The song subsequently appeared on the album Snoopy and His Friends.
A followup to their earlier “Snoopy Vs. The Red Baron,” the song is about how Snoopy had to go out and fight the Red Baron on Christmas Eve and the two enemies set aside their differences for that night (the Baron has Snoopy at his mercy after a long dogfight but doesn’t fire possibly due to his respect for Snoopy’s prowess at flying). At the end, they share a holiday toast and then Snoopy and the Red Baron fly their separate ways, “each knowing they’d meet on some other day”.
The release begins with a male chorus singing the German yuletide classic “O Tannenbaum” (O Christmas Tree”), and the middle of the song is bridged by chimes ringing out a phrase from “Hark the Herald Angels Sing.” The chimes can also can be heard during the fade out at the end of the song.
Although the song is obviously fictitious, it echoes a historical event. During World War I, in 1914, “The Christmas Truce” was initiated not by German and British commanders, but by the soldiers themselves. The amount of time varied according to the area and has been reported as being anything from Christmas Day to Christmas Day through New Year’s Day.

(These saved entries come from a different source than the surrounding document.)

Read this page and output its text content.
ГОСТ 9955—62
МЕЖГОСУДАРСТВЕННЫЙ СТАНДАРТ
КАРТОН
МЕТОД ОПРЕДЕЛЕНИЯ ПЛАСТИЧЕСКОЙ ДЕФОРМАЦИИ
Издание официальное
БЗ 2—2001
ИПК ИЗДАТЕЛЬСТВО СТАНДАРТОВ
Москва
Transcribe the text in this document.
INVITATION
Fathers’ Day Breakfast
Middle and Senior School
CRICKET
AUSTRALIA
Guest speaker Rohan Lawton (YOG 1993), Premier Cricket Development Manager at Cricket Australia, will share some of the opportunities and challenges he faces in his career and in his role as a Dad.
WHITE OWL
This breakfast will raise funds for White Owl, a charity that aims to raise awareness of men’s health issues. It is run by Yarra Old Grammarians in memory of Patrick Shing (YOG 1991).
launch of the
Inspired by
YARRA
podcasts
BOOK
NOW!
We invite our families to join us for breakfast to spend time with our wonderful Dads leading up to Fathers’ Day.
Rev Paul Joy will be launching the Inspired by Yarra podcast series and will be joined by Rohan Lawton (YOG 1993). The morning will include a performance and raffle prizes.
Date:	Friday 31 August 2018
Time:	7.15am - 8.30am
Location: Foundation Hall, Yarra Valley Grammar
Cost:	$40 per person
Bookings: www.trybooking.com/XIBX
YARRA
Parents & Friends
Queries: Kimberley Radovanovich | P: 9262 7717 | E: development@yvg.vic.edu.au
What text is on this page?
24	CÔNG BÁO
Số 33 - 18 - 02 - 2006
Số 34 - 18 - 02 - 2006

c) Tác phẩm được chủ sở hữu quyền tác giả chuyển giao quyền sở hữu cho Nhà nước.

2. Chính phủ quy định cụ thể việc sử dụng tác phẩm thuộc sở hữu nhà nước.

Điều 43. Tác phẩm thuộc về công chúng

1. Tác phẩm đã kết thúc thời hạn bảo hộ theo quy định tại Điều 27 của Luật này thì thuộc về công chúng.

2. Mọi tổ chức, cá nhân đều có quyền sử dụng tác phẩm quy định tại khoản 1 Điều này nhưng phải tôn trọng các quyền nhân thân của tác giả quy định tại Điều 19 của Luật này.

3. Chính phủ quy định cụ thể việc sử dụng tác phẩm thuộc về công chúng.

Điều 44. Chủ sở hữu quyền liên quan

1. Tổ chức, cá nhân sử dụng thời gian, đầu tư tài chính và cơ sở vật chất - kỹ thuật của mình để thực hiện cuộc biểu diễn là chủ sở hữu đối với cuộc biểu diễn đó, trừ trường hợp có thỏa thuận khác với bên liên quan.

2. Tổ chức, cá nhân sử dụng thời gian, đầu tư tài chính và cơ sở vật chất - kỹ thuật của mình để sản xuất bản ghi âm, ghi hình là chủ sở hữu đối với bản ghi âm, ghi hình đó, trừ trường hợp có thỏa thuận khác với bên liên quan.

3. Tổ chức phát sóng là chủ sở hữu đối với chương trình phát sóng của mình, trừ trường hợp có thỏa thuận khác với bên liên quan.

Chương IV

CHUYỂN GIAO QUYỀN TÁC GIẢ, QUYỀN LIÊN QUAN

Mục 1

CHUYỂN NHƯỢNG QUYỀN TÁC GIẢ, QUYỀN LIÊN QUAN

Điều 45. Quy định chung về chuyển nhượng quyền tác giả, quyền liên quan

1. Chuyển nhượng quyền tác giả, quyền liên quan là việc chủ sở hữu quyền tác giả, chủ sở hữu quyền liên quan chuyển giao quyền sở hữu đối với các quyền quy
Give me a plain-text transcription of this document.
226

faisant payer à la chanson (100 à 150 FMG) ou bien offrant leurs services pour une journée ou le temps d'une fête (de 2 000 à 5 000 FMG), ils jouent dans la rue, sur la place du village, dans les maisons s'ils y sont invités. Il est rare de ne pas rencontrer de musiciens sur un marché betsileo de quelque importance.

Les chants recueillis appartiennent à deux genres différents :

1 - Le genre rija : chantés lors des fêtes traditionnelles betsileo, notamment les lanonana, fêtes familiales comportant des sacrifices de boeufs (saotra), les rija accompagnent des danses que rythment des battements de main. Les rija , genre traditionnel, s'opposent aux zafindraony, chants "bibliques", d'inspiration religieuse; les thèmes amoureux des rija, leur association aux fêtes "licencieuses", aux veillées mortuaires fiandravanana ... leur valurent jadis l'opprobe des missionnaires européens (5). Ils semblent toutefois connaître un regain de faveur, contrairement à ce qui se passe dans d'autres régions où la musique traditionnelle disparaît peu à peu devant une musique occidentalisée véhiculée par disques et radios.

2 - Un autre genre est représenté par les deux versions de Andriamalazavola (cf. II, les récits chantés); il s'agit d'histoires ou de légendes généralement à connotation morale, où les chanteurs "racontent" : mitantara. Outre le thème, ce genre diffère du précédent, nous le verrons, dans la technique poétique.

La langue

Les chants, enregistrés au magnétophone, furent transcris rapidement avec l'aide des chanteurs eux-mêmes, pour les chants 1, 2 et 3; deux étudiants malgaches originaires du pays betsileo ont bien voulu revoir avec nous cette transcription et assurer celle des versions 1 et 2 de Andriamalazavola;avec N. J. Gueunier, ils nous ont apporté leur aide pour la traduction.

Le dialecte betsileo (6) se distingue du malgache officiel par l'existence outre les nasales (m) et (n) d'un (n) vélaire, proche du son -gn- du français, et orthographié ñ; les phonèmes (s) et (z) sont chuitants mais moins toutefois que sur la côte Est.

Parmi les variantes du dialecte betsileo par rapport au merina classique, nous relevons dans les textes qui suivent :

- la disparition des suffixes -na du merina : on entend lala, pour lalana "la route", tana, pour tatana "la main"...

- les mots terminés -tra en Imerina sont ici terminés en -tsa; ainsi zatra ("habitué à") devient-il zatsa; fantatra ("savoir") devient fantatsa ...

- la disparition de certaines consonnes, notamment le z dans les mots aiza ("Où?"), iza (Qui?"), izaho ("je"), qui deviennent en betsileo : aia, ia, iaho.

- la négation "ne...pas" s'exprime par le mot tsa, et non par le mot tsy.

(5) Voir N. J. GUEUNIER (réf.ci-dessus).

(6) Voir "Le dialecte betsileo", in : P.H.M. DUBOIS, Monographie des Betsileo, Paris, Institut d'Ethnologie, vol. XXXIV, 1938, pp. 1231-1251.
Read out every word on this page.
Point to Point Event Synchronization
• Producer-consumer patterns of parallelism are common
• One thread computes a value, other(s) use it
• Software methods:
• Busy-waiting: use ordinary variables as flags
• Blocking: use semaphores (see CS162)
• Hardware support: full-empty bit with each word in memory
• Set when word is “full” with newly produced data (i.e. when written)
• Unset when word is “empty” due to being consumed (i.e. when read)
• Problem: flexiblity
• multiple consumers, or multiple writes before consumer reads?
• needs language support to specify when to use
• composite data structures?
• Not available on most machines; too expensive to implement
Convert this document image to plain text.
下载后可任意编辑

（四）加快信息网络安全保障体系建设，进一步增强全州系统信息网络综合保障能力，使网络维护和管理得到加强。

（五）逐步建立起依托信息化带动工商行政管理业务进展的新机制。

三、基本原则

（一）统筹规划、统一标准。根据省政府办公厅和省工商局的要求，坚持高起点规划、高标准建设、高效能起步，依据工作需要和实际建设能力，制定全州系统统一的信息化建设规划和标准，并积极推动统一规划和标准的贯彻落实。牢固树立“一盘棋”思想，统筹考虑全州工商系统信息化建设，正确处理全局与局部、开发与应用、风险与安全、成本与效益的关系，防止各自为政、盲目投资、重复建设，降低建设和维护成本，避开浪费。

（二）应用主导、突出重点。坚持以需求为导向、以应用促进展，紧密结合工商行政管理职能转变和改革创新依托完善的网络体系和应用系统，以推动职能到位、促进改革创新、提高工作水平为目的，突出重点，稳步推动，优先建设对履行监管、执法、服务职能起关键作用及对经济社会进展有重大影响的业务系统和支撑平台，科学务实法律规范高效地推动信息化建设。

Trench-bound combatants exchanged small gifts across the lines, with Germans giving beer to the British, who sent tobacco and tinned meat to the Germans. “No Man’s Land” was cleared of dead bodies, trenches were fixed and drained, and troops from both sides shared pictures of their families and, in some places, used “No Man’s Land” for friendly games of football. The song even has the initiator correct as it was generally the German soldiers who called over to the British and initiated the truce. In the song, it is the Red Baron (a German WWI hero) who extends the hand of Christmas friendship to Snoopy.
“Snoopy’s Christmas” reached the #1 position in the New Zealand pop charts in 1967, and remains a popular Christmas song in that country.